Brother of scandal-hit Chinese official Ling Jihua is sacked

Ling Zhengce, seen here in 2011, has been removed from his post as a vice-president of the Shanxi provincial branch of the Chinese People's Consultative Conference. He is the brother of Chinese politician Ling Jihua, a former president
Ling Zhengce, seen here in 2011, has been removed from his post as a vice-president of the Shanxi provincial branch of the Chinese People's Consultative Conference. He is the brother of Chinese politician Ling Jihua, a former presidential ally whose son was killed in a scandalous Ferrari crash in 2012. PHOTO: REUTERS

BEIJING (AFP) - The brother of Chinese politician Ling Jihua, once a presidential ally whose son was killed in a scandalous Ferrari crash, has been sacked from his post, the Communist Party's official news website said on Monday.

Ling Zhengce, 62, has been removed as a vice-president of the Shanxi provincial branch of the Chinese People's Consultative Conference, a debating chamber which is part of China's party-controlled government structure, according to a report by cpcnews.cn.

The sacking comes after the party's central disciplinary body announced last week that he was being investigated for "serious discipline violations", generally a euphemism for graft.

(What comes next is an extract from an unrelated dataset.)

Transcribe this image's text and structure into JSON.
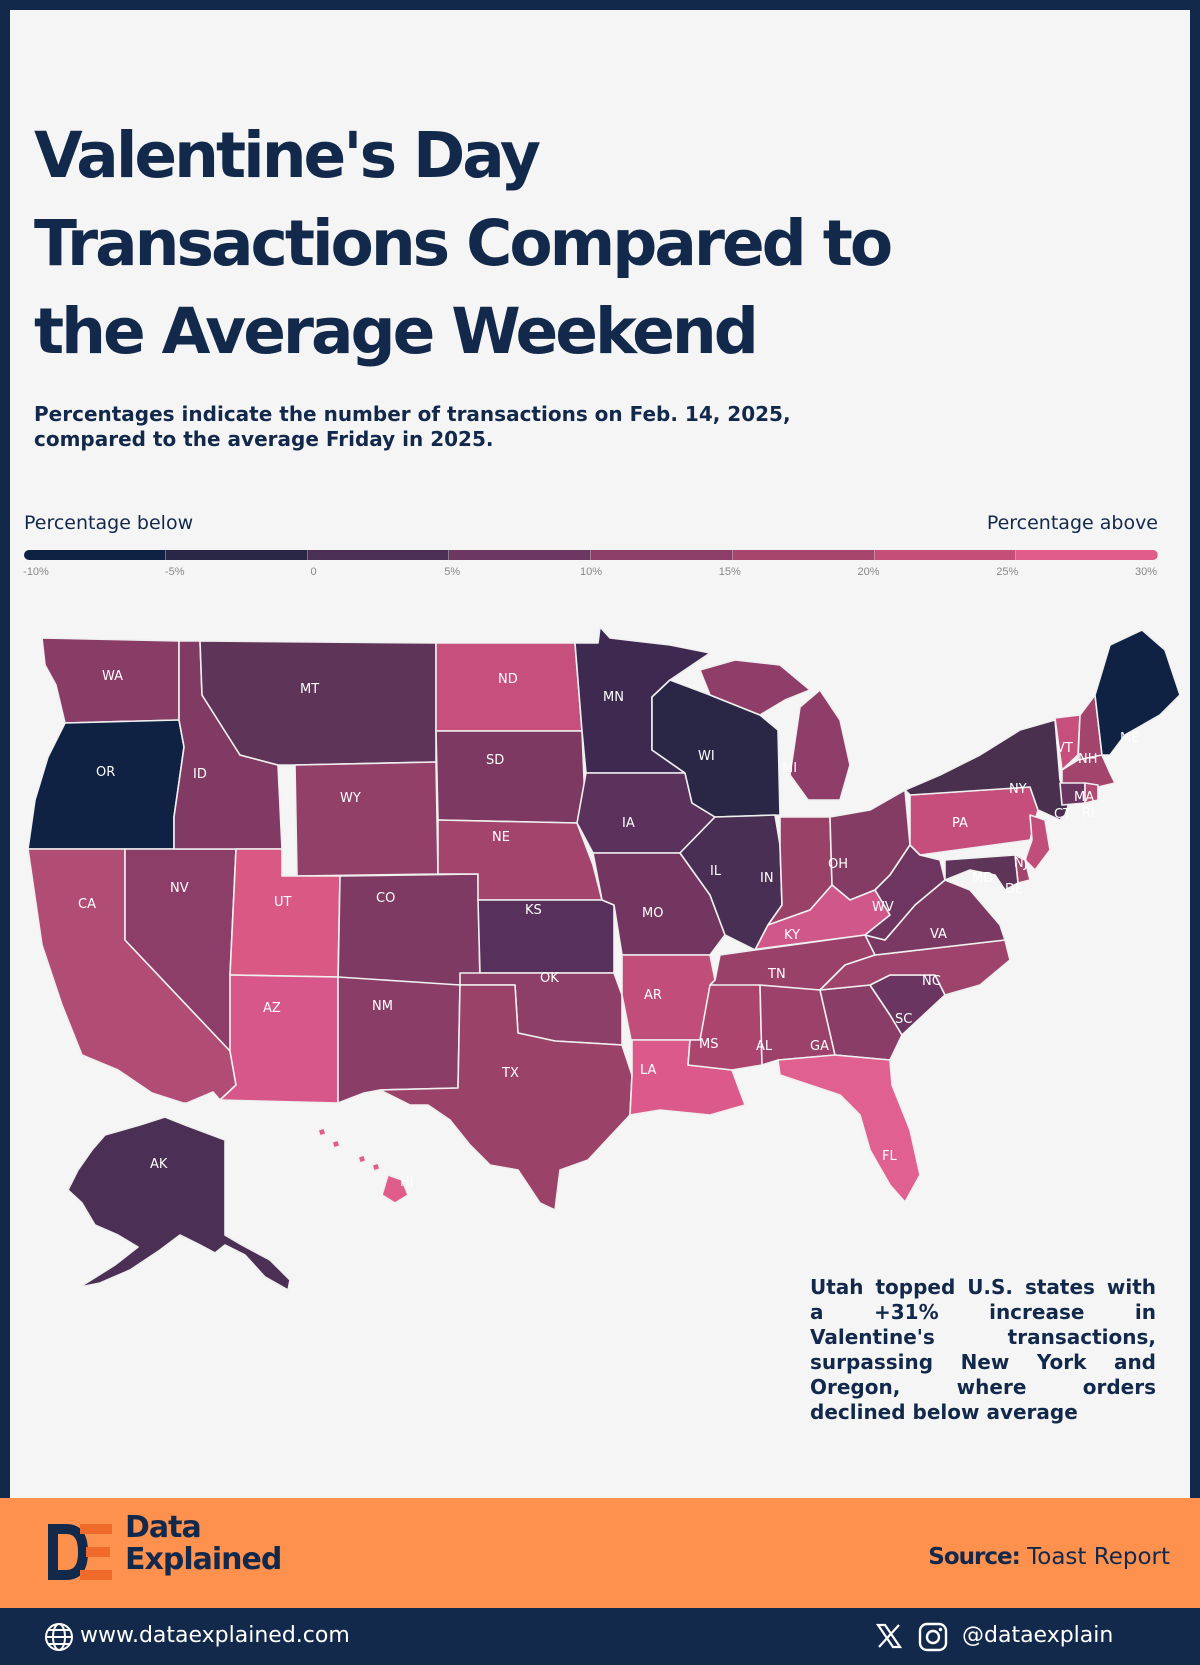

Ling Jihua's son died as a result of a high-speed crash in Beijing in March 2012 that also left two women passengers hurt, one of whom was naked, according to media reports at the time.

Photographs of the crash in 2012 were briefly circulated online, sparking questions about how the son of a government official could afford a luxury sports car worth a reported five million yuan (around S$1 million).

The father kept his post in the ruling party's 205-member central committee, but failed to rise to the next level - the 25-person Politburo - and was given a lower-profile job heading the party's United Front department.

The Communist party's leadership appointments are decided in an opaque process which analysts say depends on backroom deals between competing factions, often based on regional or family ties.

The fall of Ling's brother - whose post carried vice-ministerial rank - has sparked speculation in China's state-controlled media that an investigation against Ling himself, once a right-hand man of former Chinese President Hu Jintao, was probably looming.

The official Xinhua news agency on Friday published a commentary on one of its verified accounts on China's Twitter-like Sina Weibo comparing the probe into Ling Zhengce with the fall of a brother of former railways minister Liu Zhijun.

Liu was later sentenced to death with a two-year reprieve - a penalty normally commuted to life imprisonment - for taking 64.6 million yuan in bribes.

Officials who have been put under investigation in recent years "have built up corrupted families using their blood or marital ties", said the article, according to a repost.

The original was quickly deleted but it was widely reproduced by other Chinese media outlets, including the People's Daily Online, the website of the Communist party's official mouthpiece.

The commentary added such individuals "will eventually bring disgrace and ruin upon themselves just like the Liu brothers, no matter how high-ranking their post was or how powerful they were".